Sony Says Its New Sensor Has Way Better Dynamic Range With Less Noise
Last year, Sony said that it had developed a new type of sensor that was capable of gathering double the light of conventional sensors while also reducing noise. That sensor has finally made it into a consumer product, and the company has further explained how it works.
Back in December 2021, Sony claimed that it had designed a new sensor that was able to dramatically redesign an image sensor with what it claimed resulted in majorly improved imaging. According to the company, typical image sensors place photodiodes and pixel transistors on the same substrate, but in this new design, Sony was able to separate them onto different substrate layers.
The result was a sensor that approximately doubled its light gathering capability.
The following February, Sony went into further detail on how it made this sensor, but the explanations for how this technology worked were previously only available translated from Japanese. However, today Sony has taken a page out of Samsung’s book and shared a new animated video that explains the technology succinctly.
The sensor is found in the new Xperia 1 V smartphone that was announced earlier this week and while its physical size doesn’t sound that impressive on paper — it’s notably smaller than the Type 1 (also called 1-inch) sensor that is usually the baseline expectation for high image quality — Sony says that it is an extremely capable technology that skyrockets dynamic range to a level that “has never been seen before in smartphones” while also upping the low-light performance.
“This new technology will prevent underexposure and overexposure in settings with a combination of bright and dim illumination (e.g., backlit settings) and enable high-quality, low-noise images even in low-light (e.g., indoor, nighttime) settings,” Sony says.
The sensor was produced under Sony’s LYTIA brand, which specializes in smartphone imagers.
“The new technology, with approximately double the saturation signal level relative to conventional image sensors, has succeeded in widening the dynamic range—the range of dark-to-bright tones that can be recorded by a camera.
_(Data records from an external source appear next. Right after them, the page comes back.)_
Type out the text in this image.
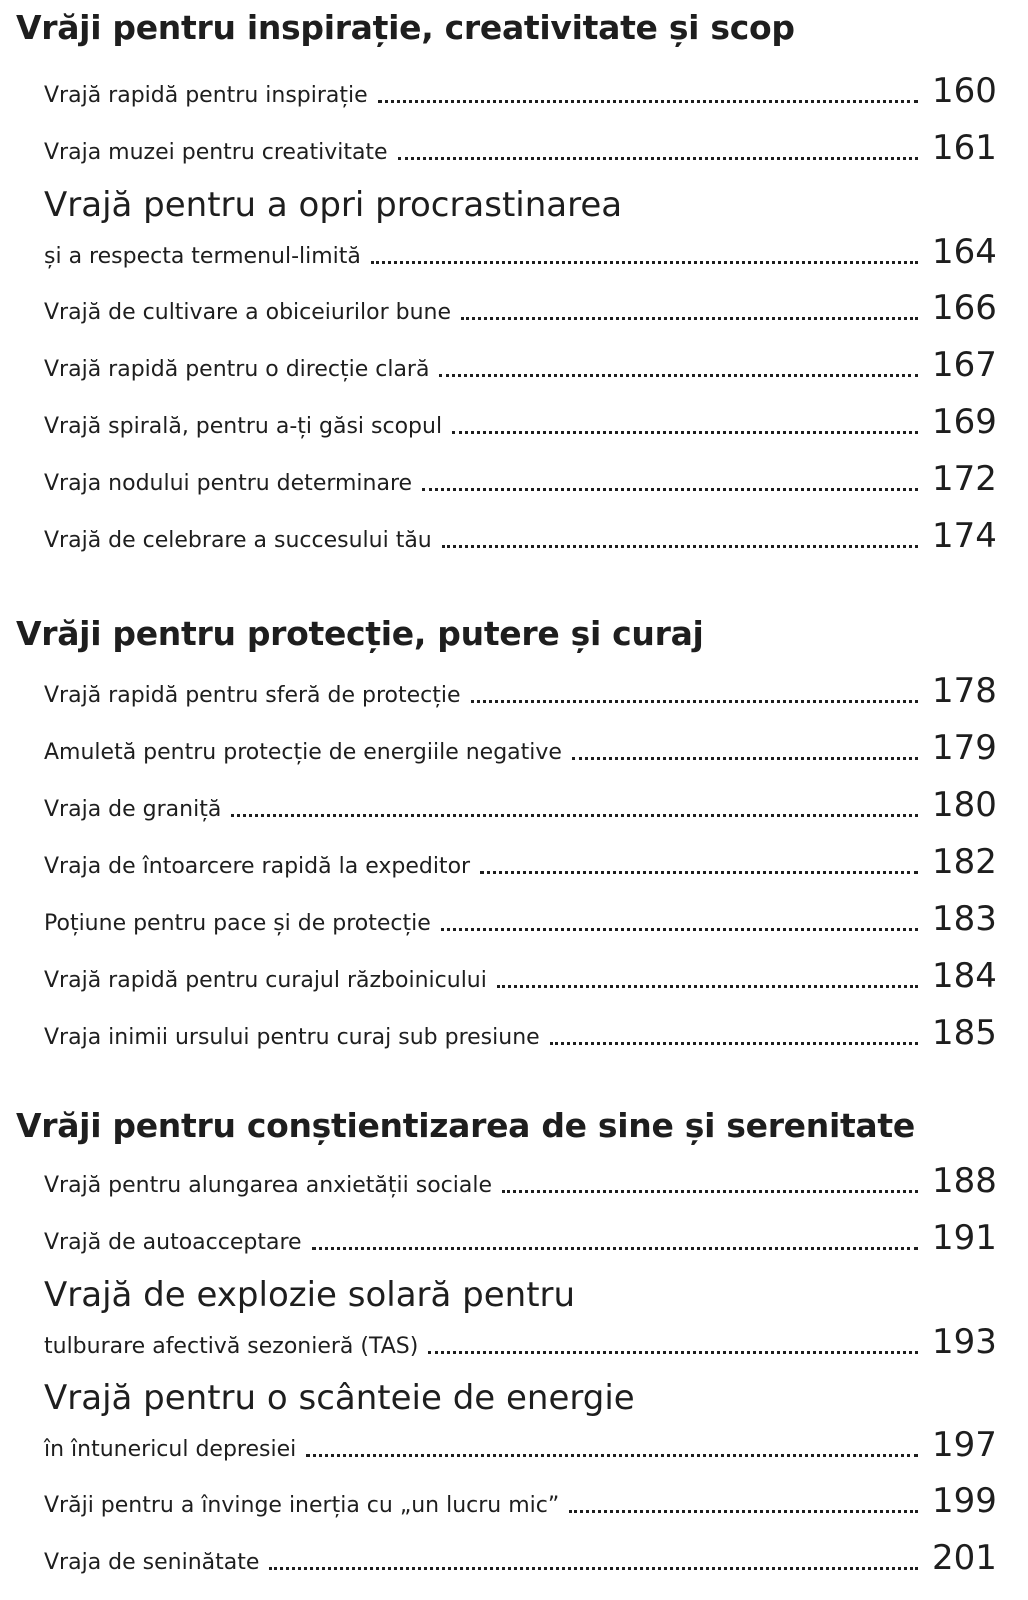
Vrăji pentru inspirație, creativitate și scop
Vrajă rapidă pentru inspirație	160
Vraja muzei pentru creativitate	161
Vrajă pentru a opri procrastinarea
și a respecta termenul-limită	164
Vrajă de cultivare a obiceiurilor bune	166
Vrajă rapidă pentru o direcție clară	167
Vrajă spirală, pentru a-ți găsi scopul	169
Vraja nodului pentru determinare	172
Vrajă de celebrare a succesului tău	174
Vrăji pentru protecție, putere și curaj
Vrajă rapidă pentru sferă de protecție	178
Amuletă pentru protecție de energiile negative	179
Vraja de graniță	180
Vraja de întoarcere rapidă la expeditor	182
Poțiune pentru pace și de protecție	183
Vrajă rapidă pentru curajul războinicului	184
Vraja inimii ursului pentru curaj sub presiune	185
Vrăji pentru conștientizarea de sine și serenitate
Vrajă pentru alungarea anxietății sociale	188
Vrajă de autoacceptare	191
Vrajă de explozie solară pentru
tulburare afectivă sezonieră (TAS)	193
Vrajă pentru o scânteie de energie
în întunericul depresiei	197
Vrăji pentru a învinge inerția cu „un lucru mic”	199
Vraja de seninătate	201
This will enable the image sensor to produce images that reduce overexposure and underexposure in settings with a combination of bright and dim illumination, without increasing the size of the image sensor, achieving images closer to the way they are perceived through the human naked eye,” Sony claims.
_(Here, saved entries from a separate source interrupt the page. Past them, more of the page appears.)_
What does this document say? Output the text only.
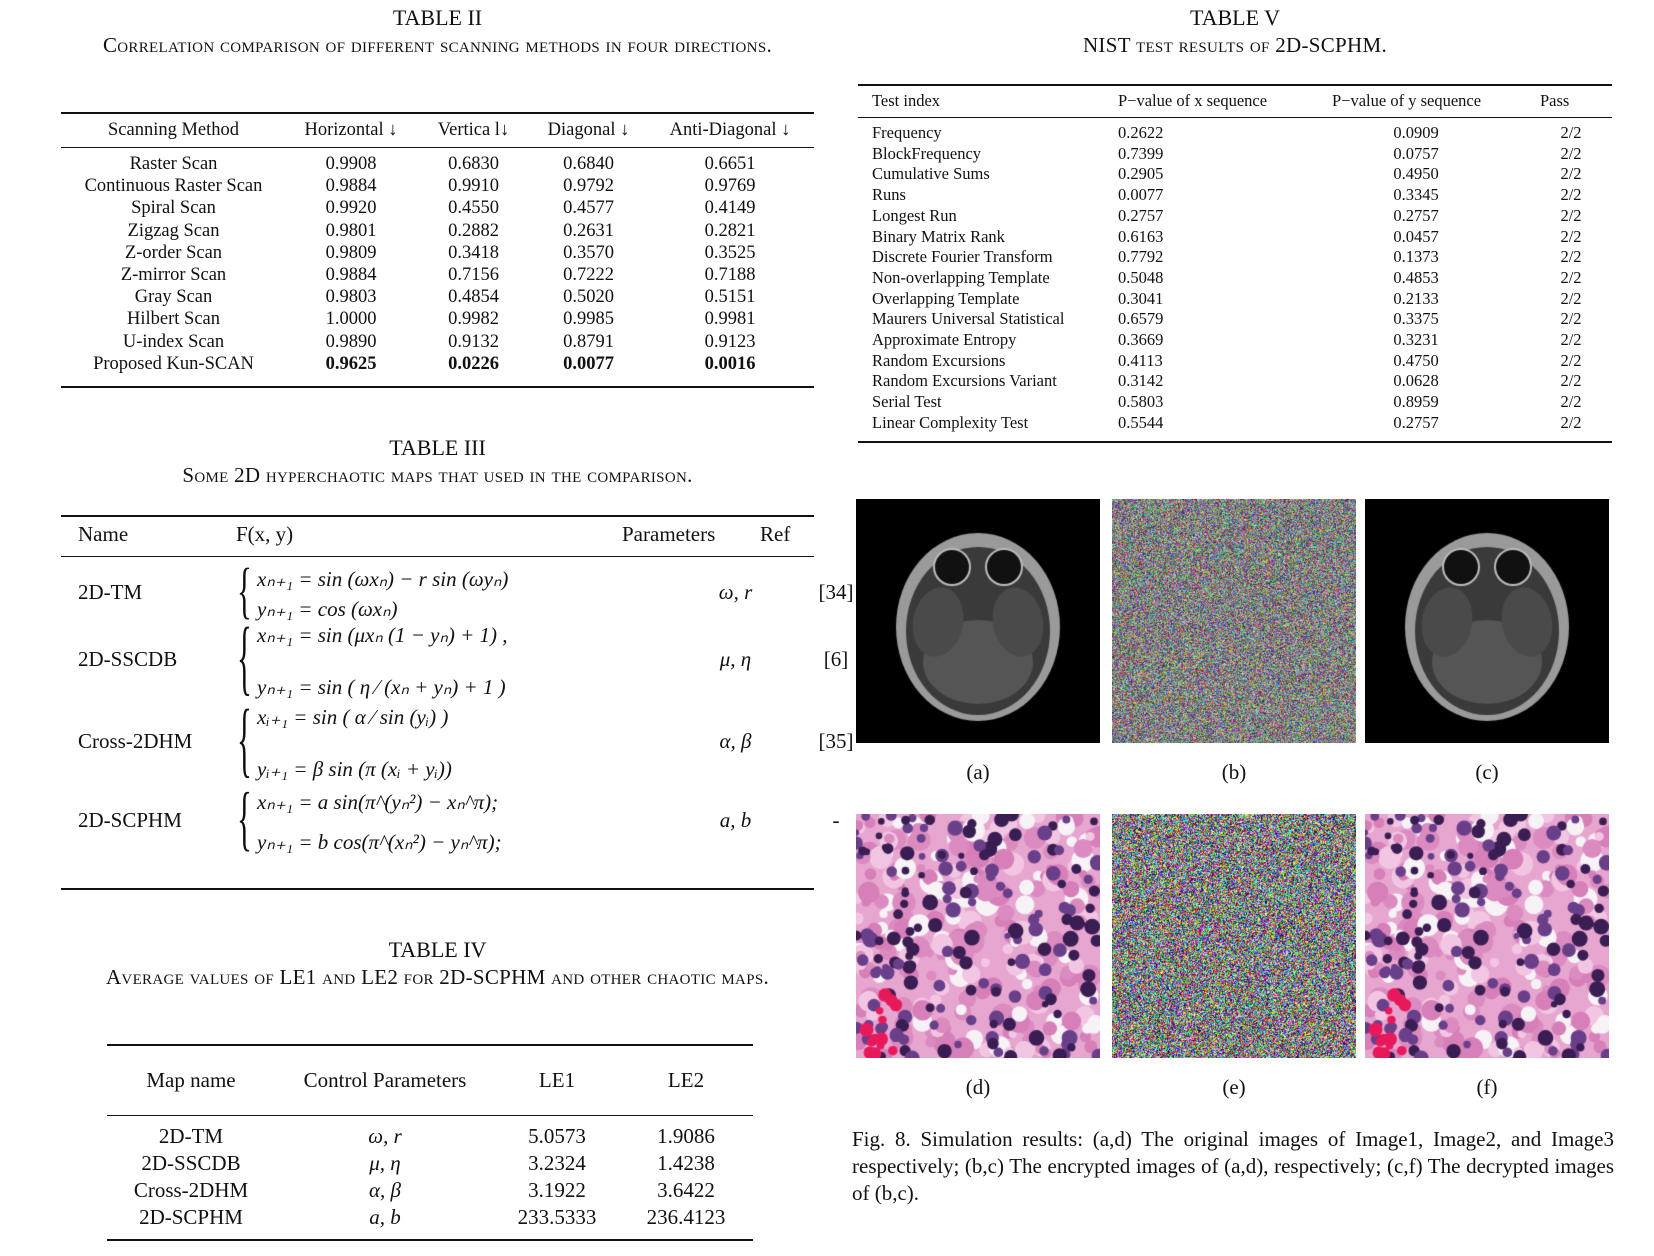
TABLE II
Correlation comparison of different scanning methods in four directions.
Scanning Method	Horizontal ↓	Vertica l↓	Diagonal ↓	Anti-Diagonal ↓

Raster Scan	0.9908	0.6830	0.6840	0.6651
Continuous Raster Scan	0.9884	0.9910	0.9792	0.9769
Spiral Scan	0.9920	0.4550	0.4577	0.4149
Zigzag Scan	0.9801	0.2882	0.2631	0.2821
Z-order Scan	0.9809	0.3418	0.3570	0.3525
Z-mirror Scan	0.9884	0.7156	0.7222	0.7188
Gray Scan	0.9803	0.4854	0.5020	0.5151
Hilbert Scan	1.0000	0.9982	0.9985	0.9981
U-index Scan	0.9890	0.9132	0.8791	0.9123
Proposed Kun-SCAN	0.9625	0.0226	0.0077	0.0016
TABLE III
Some 2D hyperchaotic maps that used in the comparison.
Name	F(x, y)	Parameters Ref
2D-TM { xₙ₊₁ = sin (ωxₙ) − r sin (ωyₙ)
yₙ₊₁ = cos (ωxₙ)
ω, r	[34]
2D-SSCDB { xₙ₊₁ = sin (μxₙ (1 − yₙ) + 1) ,
yₙ₊₁ = sin ( η ⁄ (xₙ + yₙ) + 1 )
μ, η	[6]
Cross-2DHM { xᵢ₊₁ = sin ( α ⁄ sin (yᵢ) )
yᵢ₊₁ = β sin (π (xᵢ + yᵢ))
α, β	[35]
2D-SCPHM { xₙ₊₁ = a sin(π^(yₙ²) − xₙ^π);
yₙ₊₁ = b cos(π^(xₙ²) − yₙ^π);
a, b	-
TABLE IV
Average values of LE1 and LE2 for 2D-SCPHM and other chaotic maps.
Map name	Control Parameters	LE1	LE2

2D-TM	ω, r	5.0573	1.9086
2D-SSCDB	μ, η	3.2324	1.4238
Cross-2DHM	α, β	3.1922	3.6422
2D-SCPHM	a, b	233.5333	236.4123
TABLE V
NIST test results of 2D-SCPHM.
Test index	P−value of x sequence	P−value of y sequence	Pass

Frequency	0.2622	0.0909	2/2
BlockFrequency	0.7399	0.0757	2/2
Cumulative Sums	0.2905	0.4950	2/2
Runs	0.0077	0.3345	2/2
Longest Run	0.2757	0.2757	2/2
Binary Matrix Rank	0.6163	0.0457	2/2
Discrete Fourier Transform	0.7792	0.1373	2/2
Non-overlapping Template	0.5048	0.4853	2/2
Overlapping Template	0.3041	0.2133	2/2
Maurers Universal Statistical	0.6579	0.3375	2/2
Approximate Entropy	0.3669	0.3231	2/2
Random Excursions	0.4113	0.4750	2/2
Random Excursions Variant	0.3142	0.0628	2/2
Serial Test	0.5803	0.8959	2/2
Linear Complexity Test	0.5544	0.2757	2/2
(a)	(b)	(c)
(d)	(e)	(f)
Fig. 8. Simulation results: (a,d) The original images of Image1, Image2, and Image3 respectively; (b,c) The encrypted images of (a,d), respectively; (c,f) The decrypted images of (b,c).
Sony says that typically adjusting exposure in dimly lit settings usually only results in brighter images in exchange for more noise. This new sensor reduces that tradeoff.
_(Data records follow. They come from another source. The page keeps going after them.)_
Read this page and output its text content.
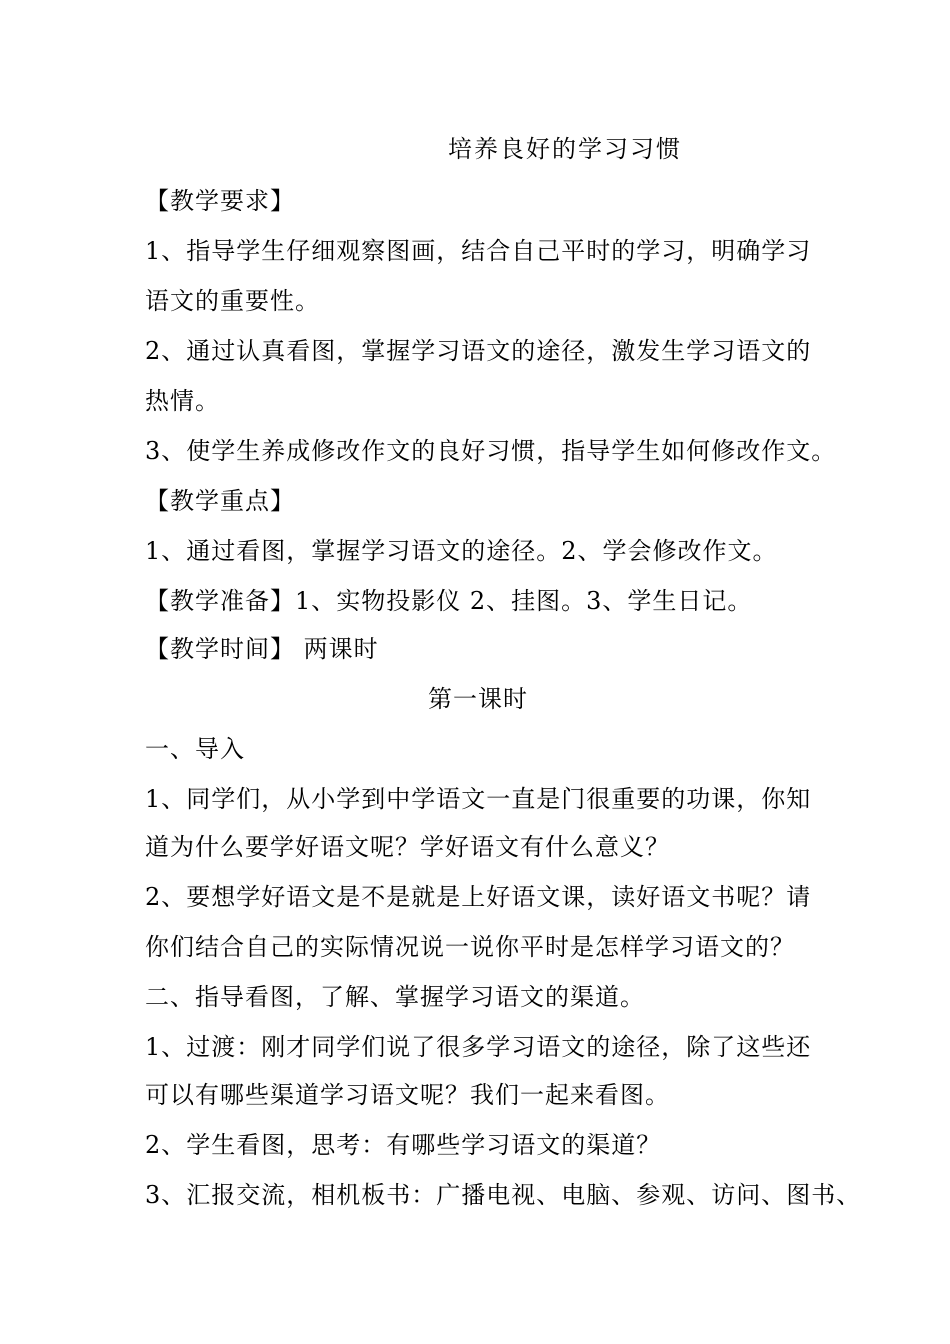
培养良好的学习习惯
【教学要求】
1、指导学生仔细观察图画，结合自己平时的学习，明确学习
语文的重要性。
2、通过认真看图，掌握学习语文的途径，激发生学习语文的
热情。
3、使学生养成修改作文的良好习惯，指导学生如何修改作文。
【教学重点】
1、通过看图，掌握学习语文的途径。2、学会修改作文。
【教学准备】1、实物投影仪 2、挂图。3、学生日记。
【教学时间】 两课时
第一课时
一、导入
1、同学们，从小学到中学语文一直是门很重要的功课，你知
道为什么要学好语文呢？学好语文有什么意义？
2、要想学好语文是不是就是上好语文课，读好语文书呢？请
你们结合自己的实际情况说一说你平时是怎样学习语文的？
二、指导看图，了解、掌握学习语文的渠道。
1、过渡：刚才同学们说了很多学习语文的途径，除了这些还
可以有哪些渠道学习语文呢？我们一起来看图。
2、学生看图，思考：有哪些学习语文的渠道？
3、汇报交流，相机板书：广播电视、电脑、参观、访问、图书、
“By increasing the size of the amp transistors, the 2-Layer Transistor Pixel technology has succeeded in substantially reducing noise which can affect images taken in dark settings. High-quality, low-noise indoor, nighttime, and other dark-location images are now possible thanks to this technology, without having to increase the size of the image sensor,” the company claims.
“[The] 2-Layer Transistor Pixel stacked CMOS image sensor makes it possible to shoot night sky and human skin with low noise.”
The new sensor is currently only available on Sony’s upcoming Xperia 1 V smartphone, but given how excited the company is about the technology and the claims it makes about image quality improvement, expect to see it rolled out to other smartphone makers in the future.